Marcello: a me la foto con sfondo nero è sempre piaciuta anche se talvolta può sembrare un po’ banale. Per me la fotografia subacquea è colore e cercare di esaltare al massimo il soggetto e, spesso, lo sfondo nero aiuta in questo senso. Ovvio che se tutte le foto sono così, a lungo andare, può stancare. Lo snoot è uno strumento che all’inizio non ho mai voluto utilizzare mentre, ultimamente, lo sto apprezzando perché in certe situazioni di scarsa visibilità e sfondi non idonei può salvare la situazione. Ma solo in questi casi.
Davide: Keri Wilk l’aveva concepito in modo completamente diverso, dal punto di vista creativo. Oggi è diventato una tecnica in più da utilizzare in situazioni critiche. In alcuni casi si fa confusione tra la parte tecnica e quella creativa. Credo che ci debbano essere tutte e due le componenti. Una foto non è bella solo perché è stato utilizzato lo snoot.

21) Qual è il fotografo “emergente” su cui scommetteresti per il 2016? E’ stato tuo allievo/a o comunque hai avuto occasione di trasmettergli qualcosa?

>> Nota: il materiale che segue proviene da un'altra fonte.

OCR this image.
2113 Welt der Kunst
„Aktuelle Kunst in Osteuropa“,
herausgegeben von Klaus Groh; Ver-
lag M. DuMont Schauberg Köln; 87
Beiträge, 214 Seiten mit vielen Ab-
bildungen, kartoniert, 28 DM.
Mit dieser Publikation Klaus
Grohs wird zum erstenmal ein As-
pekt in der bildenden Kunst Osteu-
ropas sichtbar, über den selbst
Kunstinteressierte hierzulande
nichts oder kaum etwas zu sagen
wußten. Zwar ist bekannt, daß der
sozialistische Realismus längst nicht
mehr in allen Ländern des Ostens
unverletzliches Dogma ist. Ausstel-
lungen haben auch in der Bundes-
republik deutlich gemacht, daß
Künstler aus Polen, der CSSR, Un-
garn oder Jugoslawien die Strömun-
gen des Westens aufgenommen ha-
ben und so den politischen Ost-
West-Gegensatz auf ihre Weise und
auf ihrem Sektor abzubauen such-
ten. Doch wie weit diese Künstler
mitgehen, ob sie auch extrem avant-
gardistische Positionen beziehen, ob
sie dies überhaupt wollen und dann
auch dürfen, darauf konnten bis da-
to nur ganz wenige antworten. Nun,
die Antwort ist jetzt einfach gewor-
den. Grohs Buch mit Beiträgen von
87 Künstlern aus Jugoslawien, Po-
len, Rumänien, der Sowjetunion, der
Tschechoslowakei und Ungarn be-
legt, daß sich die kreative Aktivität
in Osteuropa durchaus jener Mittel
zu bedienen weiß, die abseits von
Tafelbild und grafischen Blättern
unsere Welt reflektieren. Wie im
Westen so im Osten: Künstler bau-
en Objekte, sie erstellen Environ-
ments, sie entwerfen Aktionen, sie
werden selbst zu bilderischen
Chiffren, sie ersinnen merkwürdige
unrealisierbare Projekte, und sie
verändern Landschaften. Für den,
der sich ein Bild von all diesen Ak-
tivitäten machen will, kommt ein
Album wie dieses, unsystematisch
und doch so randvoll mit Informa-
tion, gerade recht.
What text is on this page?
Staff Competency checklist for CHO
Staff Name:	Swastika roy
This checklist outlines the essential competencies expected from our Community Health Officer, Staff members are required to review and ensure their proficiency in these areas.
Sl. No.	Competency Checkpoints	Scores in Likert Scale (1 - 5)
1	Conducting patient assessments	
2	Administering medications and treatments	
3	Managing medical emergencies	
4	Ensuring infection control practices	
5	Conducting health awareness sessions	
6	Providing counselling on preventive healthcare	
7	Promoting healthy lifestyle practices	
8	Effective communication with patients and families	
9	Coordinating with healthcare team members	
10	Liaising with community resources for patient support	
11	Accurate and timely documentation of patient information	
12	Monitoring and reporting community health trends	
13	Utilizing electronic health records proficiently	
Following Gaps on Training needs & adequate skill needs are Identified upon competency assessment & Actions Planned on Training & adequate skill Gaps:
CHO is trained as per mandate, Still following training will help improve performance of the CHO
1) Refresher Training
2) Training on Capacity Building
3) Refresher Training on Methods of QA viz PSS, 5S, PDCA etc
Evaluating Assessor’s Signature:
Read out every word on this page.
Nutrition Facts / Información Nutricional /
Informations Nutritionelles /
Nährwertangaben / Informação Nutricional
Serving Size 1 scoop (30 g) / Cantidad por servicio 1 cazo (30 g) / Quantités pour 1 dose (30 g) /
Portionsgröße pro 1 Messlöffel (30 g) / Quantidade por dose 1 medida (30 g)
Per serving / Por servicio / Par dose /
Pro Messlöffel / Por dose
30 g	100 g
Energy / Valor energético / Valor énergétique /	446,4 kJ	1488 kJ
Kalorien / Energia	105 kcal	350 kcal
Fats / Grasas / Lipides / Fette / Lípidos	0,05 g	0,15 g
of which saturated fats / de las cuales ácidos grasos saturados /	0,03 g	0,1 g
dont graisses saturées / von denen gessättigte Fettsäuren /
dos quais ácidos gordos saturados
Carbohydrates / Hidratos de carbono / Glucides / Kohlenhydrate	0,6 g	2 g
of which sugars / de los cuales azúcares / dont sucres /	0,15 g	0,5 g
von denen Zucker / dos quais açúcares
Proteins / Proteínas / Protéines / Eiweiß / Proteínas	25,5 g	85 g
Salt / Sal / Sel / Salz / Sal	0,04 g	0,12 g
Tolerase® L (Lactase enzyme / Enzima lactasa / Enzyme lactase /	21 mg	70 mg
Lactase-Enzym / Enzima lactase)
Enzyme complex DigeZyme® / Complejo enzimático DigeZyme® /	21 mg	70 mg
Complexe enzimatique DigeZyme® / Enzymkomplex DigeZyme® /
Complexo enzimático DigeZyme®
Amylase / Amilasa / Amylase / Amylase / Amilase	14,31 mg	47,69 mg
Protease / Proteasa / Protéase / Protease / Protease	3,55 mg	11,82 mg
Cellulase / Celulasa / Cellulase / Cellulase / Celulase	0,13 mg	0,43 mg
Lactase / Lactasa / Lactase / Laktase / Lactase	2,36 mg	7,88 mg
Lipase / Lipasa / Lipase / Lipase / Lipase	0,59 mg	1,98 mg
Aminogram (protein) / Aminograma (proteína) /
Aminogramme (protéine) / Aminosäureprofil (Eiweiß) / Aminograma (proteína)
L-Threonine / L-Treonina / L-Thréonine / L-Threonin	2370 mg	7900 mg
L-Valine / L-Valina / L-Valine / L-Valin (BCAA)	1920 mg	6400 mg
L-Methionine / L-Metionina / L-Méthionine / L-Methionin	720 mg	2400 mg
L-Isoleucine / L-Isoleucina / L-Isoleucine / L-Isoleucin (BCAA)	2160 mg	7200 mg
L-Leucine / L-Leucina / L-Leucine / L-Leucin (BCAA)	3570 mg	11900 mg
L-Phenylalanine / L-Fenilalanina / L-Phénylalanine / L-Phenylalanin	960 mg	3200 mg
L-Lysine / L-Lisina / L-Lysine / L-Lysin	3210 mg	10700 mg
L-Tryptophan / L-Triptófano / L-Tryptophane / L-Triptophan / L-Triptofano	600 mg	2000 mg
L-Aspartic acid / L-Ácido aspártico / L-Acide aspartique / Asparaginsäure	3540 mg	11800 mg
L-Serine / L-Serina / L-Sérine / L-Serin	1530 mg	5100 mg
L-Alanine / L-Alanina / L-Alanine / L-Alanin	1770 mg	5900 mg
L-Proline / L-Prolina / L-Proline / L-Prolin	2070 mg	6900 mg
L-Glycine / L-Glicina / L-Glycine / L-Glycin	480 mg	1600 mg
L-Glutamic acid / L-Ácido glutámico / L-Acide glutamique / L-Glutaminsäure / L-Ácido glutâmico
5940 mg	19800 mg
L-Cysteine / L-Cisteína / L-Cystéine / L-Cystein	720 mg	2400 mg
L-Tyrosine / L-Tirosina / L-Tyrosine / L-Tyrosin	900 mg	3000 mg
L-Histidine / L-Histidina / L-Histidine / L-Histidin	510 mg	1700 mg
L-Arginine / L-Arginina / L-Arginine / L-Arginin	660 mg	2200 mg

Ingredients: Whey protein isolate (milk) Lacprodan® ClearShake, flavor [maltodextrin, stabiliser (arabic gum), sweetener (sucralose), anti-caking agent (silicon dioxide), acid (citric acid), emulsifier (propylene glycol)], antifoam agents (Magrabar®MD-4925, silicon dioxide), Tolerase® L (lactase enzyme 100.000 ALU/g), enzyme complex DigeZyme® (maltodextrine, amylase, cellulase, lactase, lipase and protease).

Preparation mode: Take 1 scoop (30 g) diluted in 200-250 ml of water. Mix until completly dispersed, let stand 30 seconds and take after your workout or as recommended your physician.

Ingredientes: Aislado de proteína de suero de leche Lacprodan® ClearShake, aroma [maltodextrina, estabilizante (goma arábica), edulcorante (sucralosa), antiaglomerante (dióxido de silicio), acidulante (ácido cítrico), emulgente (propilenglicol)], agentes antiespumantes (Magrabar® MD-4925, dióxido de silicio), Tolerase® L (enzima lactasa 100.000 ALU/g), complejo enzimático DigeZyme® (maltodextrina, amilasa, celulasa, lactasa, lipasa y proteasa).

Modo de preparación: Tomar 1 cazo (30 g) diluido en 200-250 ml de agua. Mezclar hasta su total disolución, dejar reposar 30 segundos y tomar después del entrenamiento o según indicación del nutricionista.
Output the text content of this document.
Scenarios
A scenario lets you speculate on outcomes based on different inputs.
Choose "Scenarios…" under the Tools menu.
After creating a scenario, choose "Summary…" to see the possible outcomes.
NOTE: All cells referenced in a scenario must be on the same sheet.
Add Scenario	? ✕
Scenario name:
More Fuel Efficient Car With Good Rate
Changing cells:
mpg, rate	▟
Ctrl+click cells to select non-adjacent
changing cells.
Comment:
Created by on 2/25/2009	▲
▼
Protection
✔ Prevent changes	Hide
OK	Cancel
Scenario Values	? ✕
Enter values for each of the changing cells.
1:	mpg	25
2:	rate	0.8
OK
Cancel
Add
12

Davide e Marcello: Gabriella Longo e non è stata nostra allieva altrimenti non sarebbe così brava… Ci sta mettendo tanta passione e noi la stiamo seguendo sui social. Ci ha impressionato per la qualità delle sue foto pur essendo giovanissima. Poi le donne hanno un occhio diverso nelle foto e possono avere una marcia in più.

Parliamo della foto di Davide di “Photographer of the Year” con domande diverse tra Davide e Marcello:
22) Davide: Nel piccolo mondo della fotografia subacquea italiana pensi che siano più gli invidiosi, quelli che non l’hanno capita o quelli a cui veramente piace la tua foto di UPY?
E’ una foto strana e penso siano di più le persone che non l’hanno capita.
Marcello: In quale categoria ti collochi?
In quella che lo insulta, cioè un sottoinsieme estremista della categoria degli invidiosi. In realtà all’inizio l’ho insultato ma poi, a posteriori, l’ho apprezzata perché ho capito che dietro la fotografia c’è tanta tecnica.
23) Davide: Raccontaci tutti i retroscena di questa foto: la tecnica, l’esecuzione, l’assistenza e magari anche i concorsi in cui non è piaciuta.
Effettivamente se si guarda solo la foto singola si può cadere in inganno, visto la moda del momento. In realtà è stato un percorso lungo con tante prove e tanti errori per riuscire a utilizzare queste due tecniche: i tempi lunghi, per avere l’effetto del movimento sullo sfondo, e l’uso di uno snoot per avere il soggetto principale correttamente illuminato e fermo.
Marcello: perché pensi che questa foto sia stata premiata dalla giuria arrivando davanti a tante altre foto molto belle? Qual’è stato il motivo tecnico e la componente emotiva che l’ha resa vincente in quella situazione?
E’ sempre difficile sapere cosa passa nella mente dei giudici a un concorso. Le tre persone che erano in giuria erano veramente di altissimo livello, tra cui Alex Mustard, che è uno dei miei fotografi preferiti. Penso che sia stata premiata perché è una foto diversa e con una forte identità, può piacere oppure no, ma comunque non è una foto che arriva seconda, o vince o perde. In tanti concorsi in Italia non era neanche arrivata nei primi dieci.